When Britain left the gold standard ‘for the time being’ (as was announced in September 1931), the official reason was ‘excessive withdrawals of gold by foreigners.’

When sterling’s 1967 devaluation eventually came around, blame was pinned on what Harold Wilson, then prime minister, had in 1956 termed ‘all the little gnomes in Zurich and the other financial centres.’ A readymade bogeyman for sterling’s departure from the exchange rate mechanism in 1992 was Helmut Schlesinger, Bundesbank president, with his ill-timed newspaper interview on the eve of Black Wednesday. He later expressed regret that a ‘general remark should have played a role in aggravating sterling’s position,’ adding that ‘[George] Soros, the most powerful speculator at the time, had already adjusted himself to the depreciation of the pound.’

There is another parallel – with the UK’s ignominious 1976 episode (under Labour Prime Minister Jim Callaghan) of resorting to the International Monetary Fund for a $3.9bn loan to rescue sterling from financial disaster. Peter Sedgwick, then a Treasury economist responsible for balance of payments forecasts, later a vice president of the European Investment Bank, says current developments are ‘in some respects uncannily reminiscent of 1976.’

Then as now, he says, the UK government was pursuing loose fiscal and monetary policies that were out of line with those of most other developed economies.

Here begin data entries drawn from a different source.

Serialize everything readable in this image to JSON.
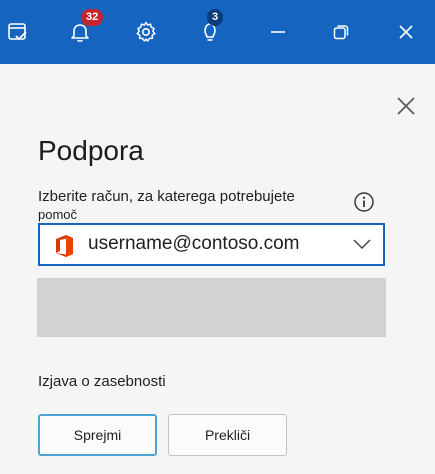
{
  "topbar": {
    "notifications_count": "32",
    "tips_count": "3",
    "colors": {
      "background": "#1565c0",
      "badge_red": "#c4262e",
      "badge_dark": "#0b3b7a"
    },
    "icons": [
      "task-check-icon",
      "bell-icon",
      "gear-icon",
      "lightbulb-icon",
      "minimize-icon",
      "restore-icon",
      "close-icon"
    ]
  },
  "panel": {
    "title": "Podpora",
    "prompt_line1": "Izberite račun, za katerega potrebujete",
    "prompt_line2": "pomoč",
    "account": {
      "email": "username@contoso.com",
      "icon": "office-logo-icon"
    },
    "privacy_link": "Izjava o zasebnosti",
    "accept_label": "Sprejmi",
    "cancel_label": "Prekliči"
  }
}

‘As markets turned against sterling and the UK was increasingly unable to borrow in sterling and foreign currency, events forced recourse to the IMF. That is not an option this time. The government has to come up with its own programme of fiscal changes… If this requires changes in ministers then they should occur.’

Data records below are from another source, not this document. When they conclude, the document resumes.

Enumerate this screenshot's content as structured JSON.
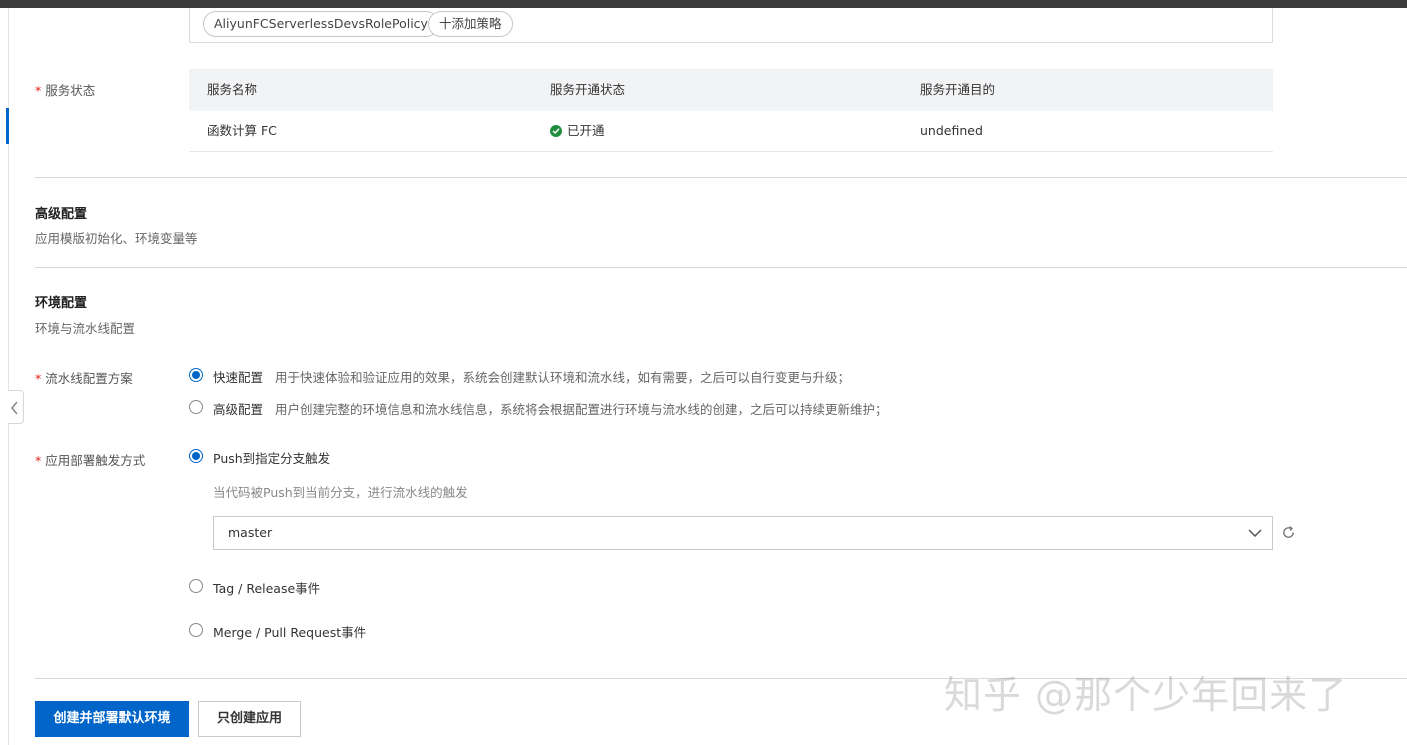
{
  "policies": {
    "tag": "AliyunFCServerlessDevsRolePolicy",
    "add_label": "十添加策略"
  },
  "service_status": {
    "label": "服务状态",
    "headers": [
      "服务名称",
      "服务开通状态",
      "服务开通目的"
    ],
    "row": {
      "name": "函数计算 FC",
      "status": "已开通",
      "purpose": "undefined"
    }
  },
  "advanced": {
    "title": "高级配置",
    "desc": "应用模版初始化、环境变量等"
  },
  "environment": {
    "title": "环境配置",
    "desc": "环境与流水线配置"
  },
  "pipeline": {
    "label": "流水线配置方案",
    "options": [
      {
        "label": "快速配置",
        "desc": "用于快速体验和验证应用的效果，系统会创建默认环境和流水线，如有需要，之后可以自行变更与升级；",
        "selected": true
      },
      {
        "label": "高级配置",
        "desc": "用户创建完整的环境信息和流水线信息，系统将会根据配置进行环境与流水线的创建，之后可以持续更新维护；",
        "selected": false
      }
    ]
  },
  "trigger": {
    "label": "应用部署触发方式",
    "push_label": "Push到指定分支触发",
    "push_hint": "当代码被Push到当前分支，进行流水线的触发",
    "branch": "master",
    "tag_label": "Tag / Release事件",
    "merge_label": "Merge / Pull Request事件",
    "selected": "push"
  },
  "buttons": {
    "primary": "创建并部署默认环境",
    "secondary": "只创建应用"
  },
  "watermark": "知乎 @那个少年回来了",
  "colors": {
    "accent": "#0064c8",
    "success": "#1e8e3e",
    "required": "#e2231a"
  }
}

The Conservative Party has been divided ever since Margaret Thatcher was persuaded not to run (or knifed in the back) ahead of the second round of the leadership contest in November 1990. During the 32 years since, there have been seven Tory party leaders – and now Truss, the result (like Johnson) of the party’s policy of asking members to choose their leader. Perhaps it is time for a new selection process.

The Conservatives are the longest-lived winning machine in democratic politics. They will not go down with a whimper. Unrest is palpable among Tory MPs of all factions afraid of losing their seats in a general election in 2024 or sooner.

The late Richard Roberts, author of an OMFIF Press book on the 1976 crisis When Britain Went Bust, identified common factors in the aftermath of the UK’s upsets in 1931, 1949, 1967, 1976, 1992 and 2008. ‘Financial upheavals discredit the reputation for economic competence of the party in power – a tarnishing which is usually mercilessly exploited by its political rivals.’ Roberts relates a 90-year-long tale of entangled political and economic dislocation. A further chapter is now under way.

Meghnad Desai is Emeritus Professor of Economics at the London School of Economics and Political Science and Chair of the OMFIF Advisory Council. David Marsh is Chairman of OMFIF.